Getty negotiates (or as he says it, “nego-si-ates”) his way to a $5 million ransom. But he then takes some advice about his potential disowning of his family to his shriveled, embittered heart, and reveals to his own associates that he expects his son Paul to actually pay the ransom in question. This twist feels, however momentarily, like a sitcom, of all things. That’s not a complete knock on the show; it specifically feels like an Arrested Development episode where matters seem to resolve but a family member’s cunning, greed, or stubbornness will essentially undo everything that’s just been tied up, and that’s not a bad bit of TV to evoke. But on less complimentary terms, it’s reminiscent of one of those second-season Arrested episodes where which Bluth kid is in charge of the company rotates merrily, pointlessly, and constantly. Agreeing to a $5 million ransom and then asking someone who clearly doesn’t have the money to pay it is a total Bluth move. So maybe it turns out the Bluths were just ripping off the Getty family all along? However it shakes out, it leaves this week’s episode feeling a little like a well-wrought, often interesting, semi-pointless burn.

Stray observations:

  • This Week In All The Money: I’m getting worse at this check-in. I vaguely remember Ridley Scott’s movie having some moment where Getty wants his fuck-up son to (impossibly) take care of the ransom, but there’s way more emphasis on Little Paul’s mangled ear than there is on any corpse misidentification. This might be one area where the movie’s more condensed version makes more dramatic sense.
  • Van Tulleken’s claim to a total lack of fame: He wrote and directed a segment of the notoriously terrible comedy anthology feature Movie 43. I totally paid to see Movie 43 in a theater but I have almost no recollection of Van Tulleken’s “Machine Kids” segment, apparently a fake PSA about kids trapped in machines (like, inside arcade claw machines?
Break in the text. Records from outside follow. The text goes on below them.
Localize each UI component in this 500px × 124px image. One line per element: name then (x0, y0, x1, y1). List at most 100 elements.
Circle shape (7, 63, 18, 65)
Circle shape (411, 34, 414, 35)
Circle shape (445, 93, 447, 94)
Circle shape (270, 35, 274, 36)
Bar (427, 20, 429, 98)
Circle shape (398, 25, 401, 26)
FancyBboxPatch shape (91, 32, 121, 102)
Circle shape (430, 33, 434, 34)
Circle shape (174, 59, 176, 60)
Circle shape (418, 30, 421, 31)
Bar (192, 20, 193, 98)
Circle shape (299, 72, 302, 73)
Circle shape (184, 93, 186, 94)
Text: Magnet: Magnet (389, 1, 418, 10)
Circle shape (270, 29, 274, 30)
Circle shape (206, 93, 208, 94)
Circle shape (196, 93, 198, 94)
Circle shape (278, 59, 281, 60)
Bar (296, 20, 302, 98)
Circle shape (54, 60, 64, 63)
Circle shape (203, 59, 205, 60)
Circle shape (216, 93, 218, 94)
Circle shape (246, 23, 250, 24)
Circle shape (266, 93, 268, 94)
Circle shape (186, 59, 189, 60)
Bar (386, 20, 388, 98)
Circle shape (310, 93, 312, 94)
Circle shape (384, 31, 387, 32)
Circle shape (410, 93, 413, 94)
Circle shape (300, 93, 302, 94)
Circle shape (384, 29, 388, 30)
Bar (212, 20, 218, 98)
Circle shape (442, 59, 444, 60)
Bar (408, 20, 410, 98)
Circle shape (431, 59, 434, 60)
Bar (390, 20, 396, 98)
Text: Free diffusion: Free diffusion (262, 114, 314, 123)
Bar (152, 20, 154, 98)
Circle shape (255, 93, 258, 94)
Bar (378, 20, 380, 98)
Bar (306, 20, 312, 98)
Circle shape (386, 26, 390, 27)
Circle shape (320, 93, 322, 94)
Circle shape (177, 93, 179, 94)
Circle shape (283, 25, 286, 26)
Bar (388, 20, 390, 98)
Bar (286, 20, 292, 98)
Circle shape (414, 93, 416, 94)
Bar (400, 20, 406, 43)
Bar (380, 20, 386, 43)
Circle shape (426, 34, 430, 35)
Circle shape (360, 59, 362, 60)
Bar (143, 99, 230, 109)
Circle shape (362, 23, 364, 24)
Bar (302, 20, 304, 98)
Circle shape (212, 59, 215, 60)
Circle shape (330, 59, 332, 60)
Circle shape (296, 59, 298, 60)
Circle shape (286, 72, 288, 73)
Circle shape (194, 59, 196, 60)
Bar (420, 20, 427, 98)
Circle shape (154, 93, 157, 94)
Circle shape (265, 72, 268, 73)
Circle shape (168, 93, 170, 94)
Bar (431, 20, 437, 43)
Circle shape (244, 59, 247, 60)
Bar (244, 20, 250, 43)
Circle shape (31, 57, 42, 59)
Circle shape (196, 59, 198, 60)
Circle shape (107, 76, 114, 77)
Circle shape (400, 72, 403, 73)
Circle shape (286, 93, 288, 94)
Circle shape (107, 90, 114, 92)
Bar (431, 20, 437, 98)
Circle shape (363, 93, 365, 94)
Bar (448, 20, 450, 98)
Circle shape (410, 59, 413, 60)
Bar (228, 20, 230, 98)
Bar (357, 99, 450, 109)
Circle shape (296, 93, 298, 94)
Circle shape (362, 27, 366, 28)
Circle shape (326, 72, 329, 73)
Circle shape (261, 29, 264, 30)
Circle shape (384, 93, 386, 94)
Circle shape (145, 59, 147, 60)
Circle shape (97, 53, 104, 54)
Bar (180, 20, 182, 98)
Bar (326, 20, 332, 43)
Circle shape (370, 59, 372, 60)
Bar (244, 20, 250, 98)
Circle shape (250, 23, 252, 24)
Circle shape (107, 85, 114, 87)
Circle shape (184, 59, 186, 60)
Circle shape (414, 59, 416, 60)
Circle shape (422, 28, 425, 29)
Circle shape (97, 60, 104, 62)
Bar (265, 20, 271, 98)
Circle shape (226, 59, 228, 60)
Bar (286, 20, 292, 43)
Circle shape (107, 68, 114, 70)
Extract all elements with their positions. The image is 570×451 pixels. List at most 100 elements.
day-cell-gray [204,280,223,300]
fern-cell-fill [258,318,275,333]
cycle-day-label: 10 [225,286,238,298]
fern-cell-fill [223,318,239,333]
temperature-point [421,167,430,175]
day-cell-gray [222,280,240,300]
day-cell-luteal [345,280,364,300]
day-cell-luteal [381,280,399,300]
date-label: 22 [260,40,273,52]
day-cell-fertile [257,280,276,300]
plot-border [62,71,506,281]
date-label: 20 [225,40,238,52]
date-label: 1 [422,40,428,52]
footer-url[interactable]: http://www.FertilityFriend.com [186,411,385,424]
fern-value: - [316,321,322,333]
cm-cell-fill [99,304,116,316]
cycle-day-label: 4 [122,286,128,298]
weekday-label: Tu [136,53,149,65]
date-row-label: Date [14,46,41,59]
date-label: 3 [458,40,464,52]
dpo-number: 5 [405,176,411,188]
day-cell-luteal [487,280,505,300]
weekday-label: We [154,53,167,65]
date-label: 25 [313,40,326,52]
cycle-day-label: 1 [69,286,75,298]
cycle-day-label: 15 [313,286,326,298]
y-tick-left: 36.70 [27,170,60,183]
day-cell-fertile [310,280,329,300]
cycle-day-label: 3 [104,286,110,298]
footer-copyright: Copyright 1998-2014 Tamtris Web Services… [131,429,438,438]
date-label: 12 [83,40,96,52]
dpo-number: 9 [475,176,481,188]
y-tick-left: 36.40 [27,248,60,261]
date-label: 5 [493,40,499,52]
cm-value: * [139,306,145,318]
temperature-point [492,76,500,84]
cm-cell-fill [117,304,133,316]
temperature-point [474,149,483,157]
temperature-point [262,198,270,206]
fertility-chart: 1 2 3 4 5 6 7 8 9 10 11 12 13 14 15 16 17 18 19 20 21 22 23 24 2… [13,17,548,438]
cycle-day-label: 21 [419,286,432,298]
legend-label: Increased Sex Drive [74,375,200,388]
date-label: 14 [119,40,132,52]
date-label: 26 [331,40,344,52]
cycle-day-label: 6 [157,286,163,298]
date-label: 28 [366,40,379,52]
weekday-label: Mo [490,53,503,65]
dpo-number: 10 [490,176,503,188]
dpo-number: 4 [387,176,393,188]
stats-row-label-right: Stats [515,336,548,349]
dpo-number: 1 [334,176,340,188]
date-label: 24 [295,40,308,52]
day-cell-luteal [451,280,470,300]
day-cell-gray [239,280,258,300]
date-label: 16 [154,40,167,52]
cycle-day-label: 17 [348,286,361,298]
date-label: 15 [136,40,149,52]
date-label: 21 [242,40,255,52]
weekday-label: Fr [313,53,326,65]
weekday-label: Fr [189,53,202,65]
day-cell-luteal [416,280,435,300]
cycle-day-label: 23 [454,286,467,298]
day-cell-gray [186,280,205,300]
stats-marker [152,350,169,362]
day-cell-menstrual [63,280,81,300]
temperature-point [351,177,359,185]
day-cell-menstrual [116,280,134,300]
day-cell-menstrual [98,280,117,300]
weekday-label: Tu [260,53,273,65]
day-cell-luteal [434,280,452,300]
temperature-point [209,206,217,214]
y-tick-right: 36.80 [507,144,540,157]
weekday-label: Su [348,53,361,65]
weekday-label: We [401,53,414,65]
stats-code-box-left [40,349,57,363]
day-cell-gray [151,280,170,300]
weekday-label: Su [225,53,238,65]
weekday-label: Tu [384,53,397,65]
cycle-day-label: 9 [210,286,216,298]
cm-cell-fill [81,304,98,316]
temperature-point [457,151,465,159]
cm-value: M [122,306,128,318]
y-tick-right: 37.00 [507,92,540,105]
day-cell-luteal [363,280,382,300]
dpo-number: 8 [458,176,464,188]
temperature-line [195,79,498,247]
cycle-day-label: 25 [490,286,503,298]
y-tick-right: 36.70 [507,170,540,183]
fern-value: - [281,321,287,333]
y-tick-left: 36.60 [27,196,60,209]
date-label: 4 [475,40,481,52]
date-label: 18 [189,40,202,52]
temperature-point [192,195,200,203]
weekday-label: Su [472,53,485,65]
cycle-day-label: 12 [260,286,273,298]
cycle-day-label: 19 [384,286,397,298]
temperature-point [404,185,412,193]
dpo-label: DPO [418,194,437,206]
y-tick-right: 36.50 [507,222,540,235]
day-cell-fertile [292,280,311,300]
Dishwashers? I really don’t know). This might be a good sign as I remember that horrible Hugh Jackman-with-testicles-on-his-chin “sketch” vividly. (I do also vaguely recall that a handful of Movie 43 sketches were actually kind of funny. Not “build a feature around this” funny, mind, but not quite testicles-on-chin terrible.)
  • Brendan Fraser gets kind of a mini-sequel to his “Lone Star” episode with a little anecdote combining his answer to a mafia flunkie’s question with old footage of both football and the Vietnam War. Cool but at the same time contributing to the episode’s slightly grab-baggy feel.
  • Is it weird that Donald Sutherland and especially Hilary Swank have only played supporting roles in most of the episodes so far? I mean, they’ve both had plenty to do, but enough characters have gotten large chunks of episodes devoted to them that it feels weird to not yet have a spotlight episode for Swank, especially given how heavily she figures into this one’s bits of plot. Maybe it’s still to come? But I’m getting the odd feeling that she won’t get a Fraser-style semi-solo episode at all.